NSF Revamps Proposal Guidance for Education Research

March 7, 2018

March 7, 2018 — The National Science Foundation’s (NSF) Directorate for Education and Human Resources (EHR) has implemented new guidance for the scientists it supports, providing detailed directions on how to make their research results easier to replicate.

The new data management plan guidance, which took effect earlier this year, requires researchers seeking EHR funding to describe in their proposals how they plan to generate data from studies and related materials. The updated guidance aims to make validating research findings and teasing out new ones easier for the research community.

“This new guidance promotes scientific transparency and clarifies expectations for EHR-funded research,” said Evan Heit, director for EHR’s Division of Research on Learning in Formal and Informal Settings (DRL). “The goal is that researchers should be able to show their work so that others can check it, perhaps improve on it and take the project further.”

Researchers should indicate how they plan to share data, products and methods so that other investigators can understand, validate and replicate research findings.

Reproducing education studies has taken on added significance during the last few years as government agencies implement federally mandated public access policies.

In 2013, the White House Office of Science and Technology Policy called for executive departments and agencies that spend more than $100 million annually on research and development to make their research results available to the public, industry and the scientific community. NSF responded with a series of data management policies tied to the scientific disciplines it funds.

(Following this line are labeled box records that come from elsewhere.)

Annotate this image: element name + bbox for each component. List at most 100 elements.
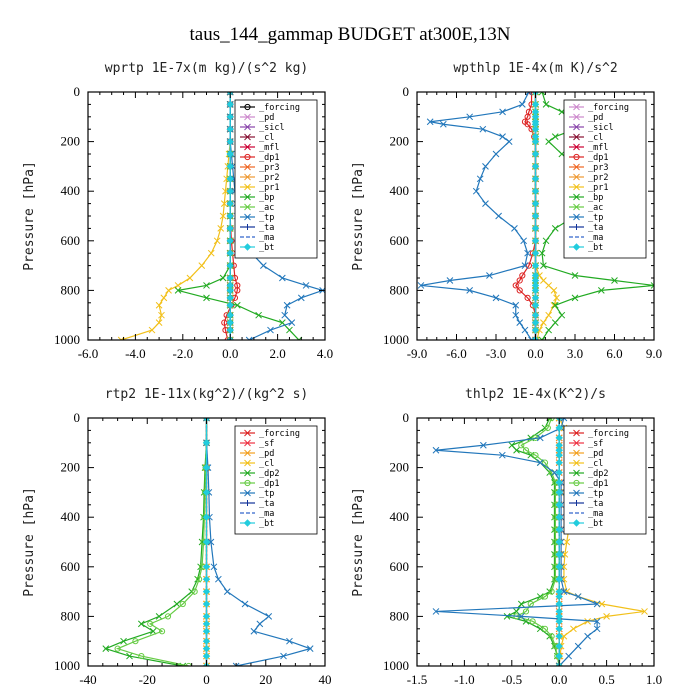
data-point-tp (593, 618, 601, 625)
series-line-tp (435, 418, 598, 666)
x-tick-label: -2.0 (173, 346, 194, 361)
data-point-bt (226, 100, 234, 109)
x-tick-label: -1.0 (454, 672, 475, 687)
legend-label: _forcing (588, 429, 629, 439)
legend-label: _bt (259, 243, 274, 253)
data-point-dp1 (138, 652, 145, 660)
x-tick-label: -1.5 (407, 672, 428, 687)
data-point-tp (499, 133, 506, 140)
legend-label: _ta (259, 499, 274, 509)
x-tick-label: -0.5 (502, 672, 523, 687)
legend-marker (573, 133, 580, 141)
legend-label: _tp (588, 489, 603, 499)
data-point-pr1 (220, 200, 228, 207)
y-tick-label: 200 (61, 134, 81, 149)
data-point-dp1 (519, 272, 526, 279)
data-point-tp (498, 451, 506, 459)
data-point-bt (555, 424, 563, 432)
data-point-bt (226, 224, 234, 233)
y-tick-label: 0 (403, 410, 410, 425)
data-point-cl (560, 563, 568, 571)
legend-marker (244, 113, 251, 121)
legend-marker (244, 153, 251, 161)
data-point-bt (202, 575, 211, 583)
panel-title: thlp2 1E-4x(K^2)/s (465, 387, 606, 402)
data-point-tp (280, 652, 287, 660)
data-point-tp (281, 311, 289, 319)
data-point-bt (555, 575, 563, 583)
legend-label: _tp (259, 489, 274, 499)
data-point-dp1 (524, 113, 531, 120)
data-point-tp (417, 282, 425, 289)
legend-label: _mfl (259, 143, 279, 153)
legend-marker (573, 489, 580, 497)
legend-label: _dp1 (259, 153, 279, 163)
y-tick-label: 400 (390, 509, 410, 524)
legend-marker (573, 500, 580, 506)
data-point-dp1 (548, 418, 555, 422)
data-point-bt (202, 538, 211, 546)
data-point-bp (545, 138, 553, 145)
data-point-bt (202, 463, 211, 472)
series-line-dp1 (514, 418, 560, 666)
data-point-tp (479, 125, 487, 133)
data-point-bt (555, 525, 563, 534)
data-point-tp (306, 645, 314, 652)
legend-label: _pd (259, 449, 274, 459)
x-tick-label: 0.0 (527, 346, 543, 361)
data-point-bt (531, 187, 540, 195)
legend-label: _pr3 (259, 163, 279, 173)
data-point-pr1 (148, 326, 156, 334)
data-point-tp (499, 108, 506, 116)
data-point-tp (265, 613, 273, 620)
data-point-bt (555, 478, 563, 487)
y-tick-label: 600 (390, 233, 410, 248)
data-point-bt (531, 301, 540, 309)
data-point-bt (531, 237, 540, 245)
legend-marker (573, 449, 580, 457)
legend-marker (244, 173, 251, 181)
data-point-tp (446, 277, 454, 284)
data-point-tp (482, 200, 489, 207)
data-point-tp (536, 434, 544, 442)
legend-label: _sicl (259, 123, 285, 133)
data-point-dp1 (114, 645, 121, 652)
legend-marker (244, 439, 251, 447)
data-point-tp (302, 282, 310, 289)
panel-3: rtp2 1E-11x(kg^2)/(kg^2 s) Pressure [hPa]… (22, 387, 332, 687)
data-point-tp (495, 212, 502, 220)
legend-label: _mfl (588, 143, 608, 153)
x-tick-label: -4.0 (125, 346, 146, 361)
legend-label: _ac (259, 203, 274, 213)
data-point-bp (545, 326, 553, 334)
legend-label: _bt (259, 519, 274, 529)
legend-label: _cl (588, 133, 603, 143)
legend-label: _cl (588, 459, 603, 469)
legend: _forcing_sf_pd_cl_dp2_dp1_tp_ta_ma_bt (234, 425, 318, 535)
data-point-dp1 (524, 294, 531, 301)
x-tick-label: 0.5 (598, 672, 614, 687)
data-point-tp (232, 662, 240, 666)
data-point-bt (226, 125, 234, 133)
data-point-dp1 (541, 625, 549, 632)
legend: _forcing_pd_sicl_cl_mfl_dp1_pr3_pr2_pr1_… (234, 99, 318, 259)
legend-label: _sicl (588, 123, 614, 133)
data-point-tp (593, 625, 601, 633)
data-point-tp (528, 336, 535, 340)
y-tick-label: 200 (390, 134, 410, 149)
data-point-pr1 (553, 294, 560, 302)
x-tick-label: 2.0 (269, 346, 285, 361)
data-point-tp (432, 446, 440, 454)
legend-label: _dp1 (259, 479, 279, 489)
data-point-pr1 (550, 287, 558, 294)
y-tick-label: 400 (390, 183, 410, 198)
data-point-bt (202, 644, 211, 653)
data-point-tp (492, 150, 500, 158)
data-point-bt (555, 468, 563, 477)
legend-marker (573, 479, 580, 487)
data-point-tp (551, 469, 558, 476)
legend-label: _tp (588, 213, 603, 223)
data-point-bt (226, 150, 234, 158)
legend-label: _ma (259, 233, 274, 243)
data-point-dp1 (532, 452, 539, 459)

For EHR, public access means researchers can learn more from previous findings, and study how those findings apply to real-world situations.

For example, if a study identified an innovative method to enhance STEM education for one student population, other researchers could precisely repeat it with different populations elsewhere in the country, or in different socioeconomic conditions, to see if they achieve the same result.

“A commitment to data-sharing, replication and reproducibility at the publication stage can foster more rigorous peer-reviewed research that forms the foundation for high quality science,” Jim Lewis, NSF acting assistant director for EHR, said during an address to the American Educational Research Association workshop.

Certain EHR programs have led the way for more replicability in research studies. The Improving Undergraduate STEM Education: Education and Human Resources (IUSE: EHR) program was one of the first to specifically call for replicable studies of successful educational interventions. Previously, IUSE: EHR encouraged small-scale design projects that adapted and implemented strategies shown to be effective at other institutions. In an effort to support transparency and broad applicability, IUSE: EHR now requires that any new learning materials and computer software code should be sharable under an open license, allowing others to use and build upon that work.

“This is the first time we have been so definite about the need for these kinds of proposals, but it’s not the first time this call to the field has appeared,” said Myles Boylan, IUSE: EHR lead program said of the new guidance.

EHR’s guidance on data management also will be shared with proposal reviewers during NSF’s merit review process to help promote scientific transparency and the potential for replication.